The authors certify that they have obtained all appropriate patient consent forms. In the form the patients have given their consent for their images and other clinical information to be reported in the journal. The patients understand that their names and initials will not be published and due efforts will be made to conceal their identity, but anonymity cannot be guaranteed.

Acknowledgment

We thank Bo Hong for helping with technical assistance.

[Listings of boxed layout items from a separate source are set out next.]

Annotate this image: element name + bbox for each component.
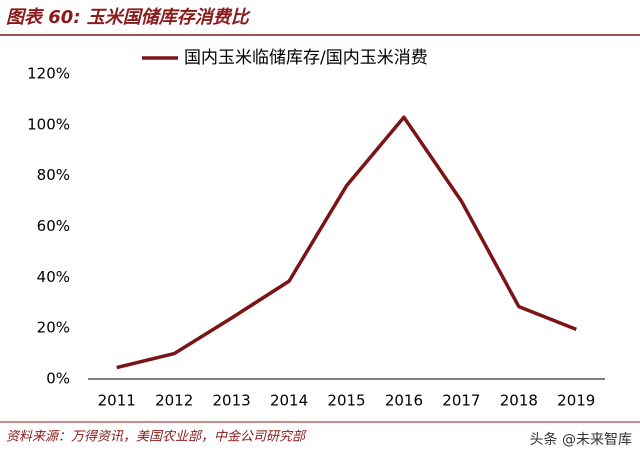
watermark: 头条 @未来智库	[530, 431, 632, 448]
x-tick-label: 2013	[213, 392, 251, 410]
x-tick-label: 2019	[557, 392, 595, 410]
y-tick-label: 60%	[37, 217, 70, 235]
x-tick-label: 2014	[270, 392, 308, 410]
y-tick-label: 120%	[27, 65, 70, 83]
x-tick-label: 2012	[155, 392, 193, 410]
data-line	[116, 115, 577, 370]
x-tick-label: 2016	[385, 392, 423, 410]
y-tick-label: 0%	[46, 370, 70, 388]
x-tick-label: 2017	[442, 392, 480, 410]
legend-label: 国内玉米临储库存/国内玉米消费	[184, 48, 428, 68]
y-tick-label: 80%	[37, 166, 70, 184]
chart-title: 图表 60: 玉米国储库存消费比	[6, 7, 251, 28]
x-tick-label: 2011	[98, 392, 136, 410]
x-tick-label: 2015	[327, 392, 365, 410]
source-note: 资料来源：万得资讯，美国农业部，中金公司研究部	[6, 429, 307, 445]
y-tick-label: 100%	[27, 115, 70, 133]
x-tick-label: 2018	[500, 392, 538, 410]
y-tick-label: 20%	[37, 319, 70, 337]
y-tick-label: 40%	[37, 268, 70, 286]
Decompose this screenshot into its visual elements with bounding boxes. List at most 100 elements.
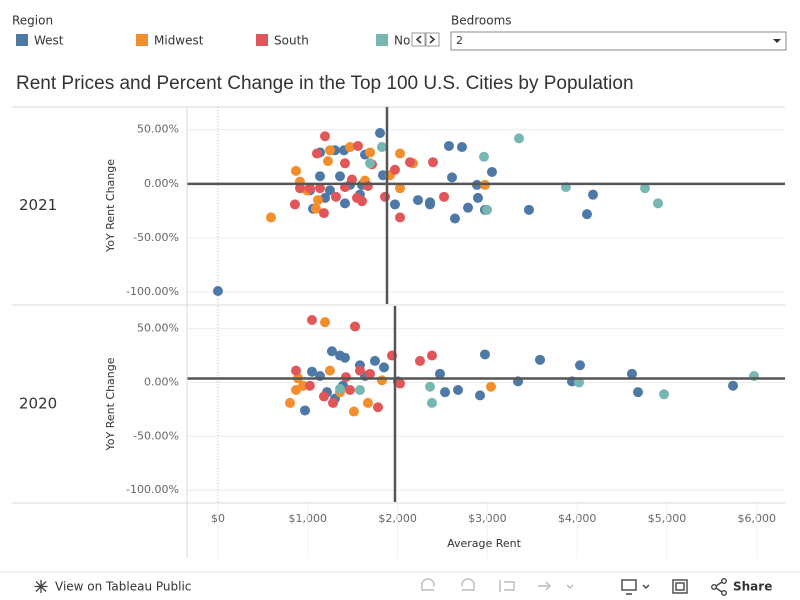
data-point: [310, 203, 321, 214]
data-point: [365, 158, 376, 169]
data-point: [472, 192, 483, 203]
data-point: [318, 391, 329, 402]
data-point: [425, 381, 436, 392]
data-point: [425, 199, 436, 210]
data-point: [581, 209, 592, 220]
legend-label: Northeast: [394, 34, 454, 48]
data-point: [346, 174, 357, 185]
data-point: [485, 381, 496, 392]
data-point: [395, 212, 406, 223]
data-point: [351, 192, 362, 203]
y-tick-label: -50.00%: [133, 231, 179, 244]
data-point: [300, 405, 311, 416]
data-point: [365, 147, 376, 158]
data-point: [376, 142, 387, 153]
data-point: [311, 148, 322, 159]
data-point: [369, 355, 380, 366]
data-point: [328, 397, 339, 408]
y-tick-label: 50.00%: [137, 322, 179, 335]
data-point: [447, 172, 458, 183]
dashboard-title: Rent Prices and Percent Change in the To…: [16, 73, 634, 94]
data-point: [379, 362, 390, 373]
view-on-tableau[interactable]: View on Tableau Public: [55, 580, 191, 594]
data-point: [453, 385, 464, 395]
data-point: [324, 185, 335, 196]
download-icons[interactable]: [621, 578, 728, 597]
data-point: [449, 213, 460, 224]
data-point: [475, 390, 486, 401]
data-point: [326, 346, 337, 357]
y-tick-label: 0.00%: [144, 375, 179, 388]
data-point: [324, 145, 335, 156]
data-point: [307, 315, 318, 325]
legend-prev[interactable]: [411, 32, 426, 47]
dropdown-arrow: [773, 39, 781, 43]
data-point: [212, 286, 223, 297]
data-point: [313, 195, 324, 206]
toolbar: [0, 572, 800, 600]
legend-swatch: [16, 34, 28, 46]
legend-swatch: [256, 34, 268, 46]
data-point: [427, 157, 438, 168]
data-point: [573, 377, 584, 388]
data-point: [365, 368, 376, 379]
data-point: [307, 366, 318, 377]
data-point: [395, 148, 406, 159]
data-point: [380, 191, 391, 202]
y-axis-label: YoY Rent Change: [104, 357, 117, 451]
data-point: [632, 387, 643, 398]
data-point: [335, 383, 346, 394]
legend-next[interactable]: [425, 32, 440, 47]
data-point: [389, 164, 400, 175]
data-point: [414, 355, 425, 366]
data-point: [412, 195, 423, 206]
x-axis-label: Average Rent: [447, 537, 522, 550]
data-point: [344, 142, 355, 153]
data-point: [330, 191, 341, 202]
data-point: [335, 171, 346, 182]
data-point: [320, 131, 331, 142]
data-point: [434, 368, 445, 379]
data-point: [486, 166, 497, 177]
data-point: [514, 133, 525, 144]
data-point: [395, 378, 406, 389]
data-point: [426, 350, 437, 361]
data-point: [320, 317, 331, 328]
legend-swatch: [136, 34, 148, 46]
data-point: [285, 397, 296, 408]
legend-prev-icon: [415, 35, 422, 44]
data-point: [324, 365, 335, 376]
data-point: [291, 365, 302, 376]
undo-redo-icons: [421, 578, 574, 592]
data-point: [440, 387, 451, 398]
data-point: [426, 397, 437, 408]
data-point: [395, 183, 406, 194]
legend-title: Region: [12, 14, 53, 28]
data-point: [462, 202, 473, 213]
data-point: [354, 385, 365, 395]
data-point: [653, 198, 664, 209]
data-point: [479, 349, 490, 360]
data-point: [626, 368, 637, 379]
data-point: [456, 142, 467, 153]
filter-dropdown[interactable]: [450, 31, 787, 51]
data-point: [304, 380, 315, 391]
filter-label: Bedrooms: [451, 14, 512, 28]
data-point: [298, 380, 309, 391]
data-point: [439, 191, 450, 202]
data-point: [404, 157, 415, 168]
data-point: [482, 204, 493, 215]
filter-value: 2: [456, 34, 463, 47]
data-point: [314, 171, 325, 182]
data-point: [344, 385, 355, 395]
data-point: [588, 189, 599, 200]
data-point: [304, 183, 315, 194]
data-point: [639, 183, 650, 194]
data-point: [373, 402, 384, 413]
data-point: [389, 199, 400, 210]
data-point: [374, 127, 385, 138]
data-point: [289, 199, 300, 210]
share-button[interactable]: Share: [733, 580, 772, 594]
data-point: [362, 181, 373, 192]
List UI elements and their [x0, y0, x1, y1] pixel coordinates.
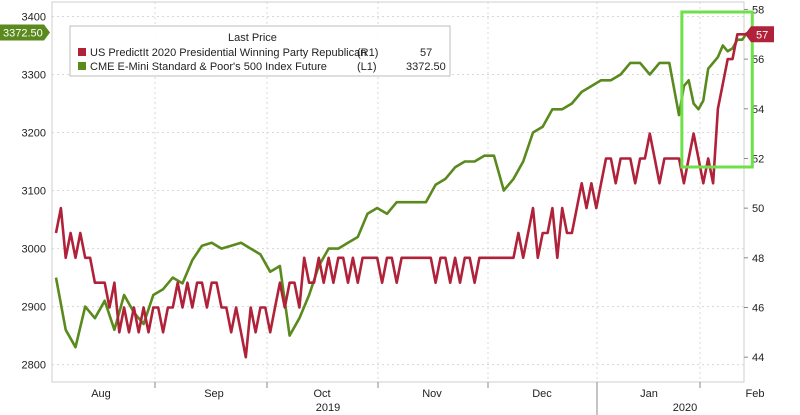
- year-label: 2019: [316, 402, 340, 414]
- right-tick-label: 52: [752, 153, 764, 165]
- right-last-tag: 57: [745, 26, 774, 43]
- legend-label-republican: US PredictIt 2020 Presidential Winning P…: [90, 47, 366, 59]
- right-tick-label: 46: [752, 302, 764, 314]
- right-tick-label: 44: [752, 352, 764, 364]
- month-label: Aug: [91, 388, 111, 400]
- left-tick-label: 2900: [22, 302, 46, 314]
- left-axis: 2800 2900 3000 3100 3200 3300 3400: [22, 12, 46, 372]
- left-tick-label: 3100: [22, 186, 46, 198]
- right-tick-label: 50: [752, 203, 764, 215]
- right-tick-label: 54: [752, 104, 764, 116]
- legend-last-republican: 57: [420, 47, 432, 59]
- month-label: Sep: [204, 388, 224, 400]
- month-label: Dec: [532, 388, 552, 400]
- legend: Last Price US PredictIt 2020 Presidentia…: [69, 25, 451, 77]
- left-tick-label: 3200: [22, 128, 46, 140]
- left-tick-label: 2800: [22, 360, 46, 372]
- legend-last-sp500: 3372.50: [406, 61, 446, 73]
- legend-swatch-republican: [78, 48, 86, 56]
- right-tick-label: 56: [752, 54, 764, 66]
- left-tick-label: 3400: [22, 12, 46, 24]
- legend-axis-republican: (R1): [357, 47, 378, 59]
- month-label: Jan: [640, 388, 658, 400]
- right-axis: 44 46 48 50 52 54 56 58: [744, 4, 764, 364]
- left-tick-label: 3300: [22, 70, 46, 82]
- right-tick-label: 48: [752, 253, 764, 265]
- month-label: Nov: [422, 388, 442, 400]
- legend-swatch-sp500: [78, 62, 86, 70]
- right-last-tag-text: 57: [756, 29, 768, 41]
- year-label: 2020: [673, 402, 697, 414]
- left-last-tag-text: 3372.50: [3, 27, 43, 39]
- legend-label-sp500: CME E-Mini Standard & Poor's 500 Index F…: [90, 61, 327, 73]
- series-lines: [54, 31, 749, 359]
- sp500-line: [54, 31, 749, 349]
- x-axis: Aug Sep Oct Nov Dec Jan Feb 2019 2020: [91, 382, 764, 415]
- left-last-tag-bg: [0, 24, 50, 41]
- legend-box: [69, 25, 451, 77]
- legend-axis-sp500: (L1): [357, 61, 377, 73]
- left-tick-label: 3000: [22, 244, 46, 256]
- month-label: Oct: [313, 388, 330, 400]
- right-tick-label: 58: [752, 4, 764, 16]
- republican-odds-line: [54, 32, 748, 359]
- legend-title: Last Price: [228, 32, 277, 44]
- left-last-tag: 3372.50: [0, 24, 50, 41]
- right-last-tag-bg: [745, 26, 774, 43]
- highlight-box: [680, 10, 754, 169]
- month-label: Feb: [746, 388, 765, 400]
- plot-frame: [51, 1, 745, 383]
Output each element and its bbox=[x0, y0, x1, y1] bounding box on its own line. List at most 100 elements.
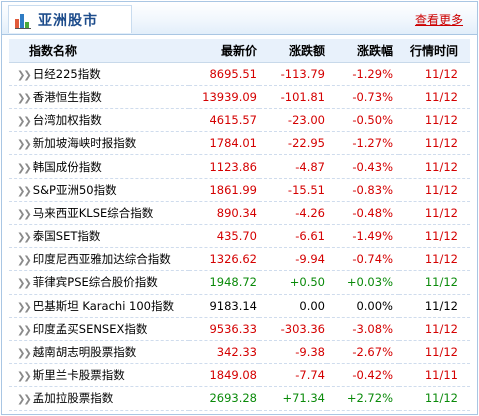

Financial support and sponsorship

This work was supported by the National Natural Science Foundation of China (grant no. 81673045).

Conflicts of interest

There are no conflicts of interest.

References

1Bäsler K, Brandner JM. Tight junctions in skin inflammation. Pflugers Arch 2017;469:3-14.
2Kirschner N, Poetzl C, von den Driesch P, Wladykowski E, Moll I, Behne MJ, et al. Alteration of tight junction proteins is an early event in psoriasis: Putative involvement of proinflammatory cytokines. Am J Pathol 2009;175:1095-106.
3Watson RE, Poddar R, Walker JM, McGuill I, Hoare LM, Griffiths CE, et al. Altered claudin expression is a feature of chronic plaque psoriasis. J Pathol 2007;212:450-8.
4D'Erme AM, Wilsmann-Theis D, Wagenpfeil J, Hölzel M, Ferring-Schmitt S, Sternberg S, et al. IL-36γ (IL-1F9) is a biomarker for psoriasis skin lesions. J Invest Dermatol 2015;135:1025-32.
5Wolf R, Orion E, Ruocco E, Ruocco V. Abnormal epidermal barrier in the pathogenesis of psoriasis. Clin Dermatol 2012;30:323-8.